Le président Barack Obama a demandé à son "équipe de sécurité nationale" -- qui comprend M. Kerry -- "d'examiner toutes les options possibles qui nous permettraient de remplir nos objectifs pour aider l'opposition syrienne (...) et hâter une transition politique dans une Syrie de l'après Assad", a expliqué à l'AFP la porte-parole du Conseil de sécurité nationale de la Maison Blanche, Bernadette Meehan.

"Nous avons préparé une large gamme d'options pour le président et les réunions internes pour discuter de la situation en Syrie n'ont rien d'exceptionnel", a-t-elle précisé, ajoutant qu'il n'y aurait "pas d'annonce à ce stade".

Le président Obama est sous pression depuis des mois d'élus républicains et même de responsables de son propre camp pour armer la rébellion syrienne.
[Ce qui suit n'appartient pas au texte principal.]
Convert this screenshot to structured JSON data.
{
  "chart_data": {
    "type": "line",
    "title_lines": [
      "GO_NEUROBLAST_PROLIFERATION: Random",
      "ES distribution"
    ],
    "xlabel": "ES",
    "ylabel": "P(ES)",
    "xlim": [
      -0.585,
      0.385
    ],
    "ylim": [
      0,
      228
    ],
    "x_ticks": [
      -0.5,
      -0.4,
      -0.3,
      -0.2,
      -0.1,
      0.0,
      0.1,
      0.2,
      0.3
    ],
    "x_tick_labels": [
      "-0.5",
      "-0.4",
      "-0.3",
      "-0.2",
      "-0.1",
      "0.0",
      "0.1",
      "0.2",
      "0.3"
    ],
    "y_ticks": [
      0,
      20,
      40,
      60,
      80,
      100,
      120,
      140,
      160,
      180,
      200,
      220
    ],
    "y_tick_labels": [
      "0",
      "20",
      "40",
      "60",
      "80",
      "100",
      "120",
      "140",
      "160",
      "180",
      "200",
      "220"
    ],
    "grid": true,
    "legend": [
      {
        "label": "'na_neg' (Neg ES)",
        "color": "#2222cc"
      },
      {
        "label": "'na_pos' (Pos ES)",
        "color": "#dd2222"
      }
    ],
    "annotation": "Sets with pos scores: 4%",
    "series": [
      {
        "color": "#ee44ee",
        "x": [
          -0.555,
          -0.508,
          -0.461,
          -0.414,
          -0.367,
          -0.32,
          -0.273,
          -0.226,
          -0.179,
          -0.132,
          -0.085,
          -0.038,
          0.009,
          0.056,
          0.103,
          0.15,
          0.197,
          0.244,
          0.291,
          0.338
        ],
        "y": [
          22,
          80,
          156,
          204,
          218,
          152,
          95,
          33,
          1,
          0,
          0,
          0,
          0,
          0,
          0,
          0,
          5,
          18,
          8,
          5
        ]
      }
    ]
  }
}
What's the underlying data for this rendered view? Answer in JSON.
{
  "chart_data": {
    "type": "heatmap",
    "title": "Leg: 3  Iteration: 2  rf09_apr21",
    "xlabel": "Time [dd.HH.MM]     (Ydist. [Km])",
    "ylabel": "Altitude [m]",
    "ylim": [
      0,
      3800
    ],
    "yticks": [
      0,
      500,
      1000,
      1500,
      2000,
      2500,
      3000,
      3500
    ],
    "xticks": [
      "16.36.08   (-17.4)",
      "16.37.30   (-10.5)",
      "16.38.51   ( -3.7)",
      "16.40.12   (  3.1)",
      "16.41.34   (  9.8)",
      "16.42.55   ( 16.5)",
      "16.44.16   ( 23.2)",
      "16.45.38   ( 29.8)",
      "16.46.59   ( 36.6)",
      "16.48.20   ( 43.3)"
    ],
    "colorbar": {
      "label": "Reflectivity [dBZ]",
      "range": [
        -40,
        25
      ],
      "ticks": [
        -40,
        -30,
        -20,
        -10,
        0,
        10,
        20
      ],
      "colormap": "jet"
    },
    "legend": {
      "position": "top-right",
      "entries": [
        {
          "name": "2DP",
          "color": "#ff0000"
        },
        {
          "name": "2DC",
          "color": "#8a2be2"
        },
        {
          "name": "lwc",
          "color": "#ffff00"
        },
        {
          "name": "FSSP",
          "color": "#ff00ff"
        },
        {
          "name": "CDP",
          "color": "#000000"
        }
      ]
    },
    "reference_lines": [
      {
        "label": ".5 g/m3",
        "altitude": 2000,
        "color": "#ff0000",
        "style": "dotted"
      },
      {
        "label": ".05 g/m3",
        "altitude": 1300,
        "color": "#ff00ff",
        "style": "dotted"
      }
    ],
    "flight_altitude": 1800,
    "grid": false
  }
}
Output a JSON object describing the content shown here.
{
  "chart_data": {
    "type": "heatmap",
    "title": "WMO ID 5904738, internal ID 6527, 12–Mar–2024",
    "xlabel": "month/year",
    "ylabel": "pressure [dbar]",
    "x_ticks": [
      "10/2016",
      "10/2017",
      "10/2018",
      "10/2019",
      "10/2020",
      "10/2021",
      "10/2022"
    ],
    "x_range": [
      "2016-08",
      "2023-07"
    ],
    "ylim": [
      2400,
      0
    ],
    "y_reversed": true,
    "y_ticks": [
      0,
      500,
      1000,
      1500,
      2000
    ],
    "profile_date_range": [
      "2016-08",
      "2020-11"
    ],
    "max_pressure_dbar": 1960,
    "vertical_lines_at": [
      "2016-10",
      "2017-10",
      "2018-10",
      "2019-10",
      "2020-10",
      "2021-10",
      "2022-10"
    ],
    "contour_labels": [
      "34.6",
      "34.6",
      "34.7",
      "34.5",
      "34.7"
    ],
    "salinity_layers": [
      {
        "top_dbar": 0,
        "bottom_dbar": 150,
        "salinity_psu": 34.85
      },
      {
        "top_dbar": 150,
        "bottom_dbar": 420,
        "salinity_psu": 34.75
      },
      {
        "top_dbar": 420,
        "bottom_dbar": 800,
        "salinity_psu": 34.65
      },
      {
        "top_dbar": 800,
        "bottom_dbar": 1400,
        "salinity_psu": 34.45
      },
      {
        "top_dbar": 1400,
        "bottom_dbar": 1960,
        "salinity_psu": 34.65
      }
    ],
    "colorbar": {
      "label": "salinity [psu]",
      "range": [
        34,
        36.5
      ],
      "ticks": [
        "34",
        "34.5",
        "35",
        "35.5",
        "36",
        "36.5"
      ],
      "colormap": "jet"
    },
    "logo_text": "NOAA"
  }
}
Il s'en est jusqu'à présent tenu à une aide conséquente, mais non létale, de 250 millions de dollars.

Auparavant, la presse israélienne avait une autre explication pour le report du voyage de M. Kerry.

D'après le quotidien Israel Hayom, proche du Premier ministre Benjamin Netanyahu, il a différé sa visite "pour donner davantage de temps" au président palestinien Mahmoud Abbas pour renoncer à son exigence d'un gel de la colonisation.

Le ministre palestinien des Affaires étrangères Riyad al-Malki avait affirmé le 3 juin que le chef de la diplomatie américaine serait "de retour dans la région les 13, 14 et 15 du mois". En outre, une rencontre mardi avec M. Kerry figurait auparavant au programme prévisionnel du président israélien Shimon Peres, qui n'en fait plus mention lundi.

Le département d'Etat américain n'avait jamais annoncé cette visite au Proche-Orient, se contentant de répéter que le secrétaire d'Etat retournerait dans la région, pour la cinquième fois depuis son entrée en fonctions, au moment où il le jugerait utile pour favoriser la reprise de négociations de paix.

"Si Kerry veut influer sur ce qu'il se passe sur le terrain, il doit tenir tête à Israël. Jusqu'à présent il n'y a pas de volonté politique d'empêcher Israël de poursuivre ses actions" de colonisation, a estimé Hanane Achraoui, membre du comité exécutif de l'Organisation de libération de la Palestine (OLP).

"Si l'on poursuit dans cette voie consistant à exiger davantage de concessions des Palestiniens et des Arabes, tout en faisant des cadeaux à Israël, Kerry échouera comme cela est toujours arrivé", a-t-elle déclaré à la radio officielle Voix de la Palestine.

La direction palestinienne exige pour reprendre les négociations de paix un gel total de la colonisation israélienne et une référence aux lignes d'avant l'occupation israélienne des Territoires palestiniens en juin 1967 comme base de discussions.

M. Netanyahu appelle de son côté à des négociations immédiates sans "conditions préalables", en allusion à ces revendications qu'il récuse.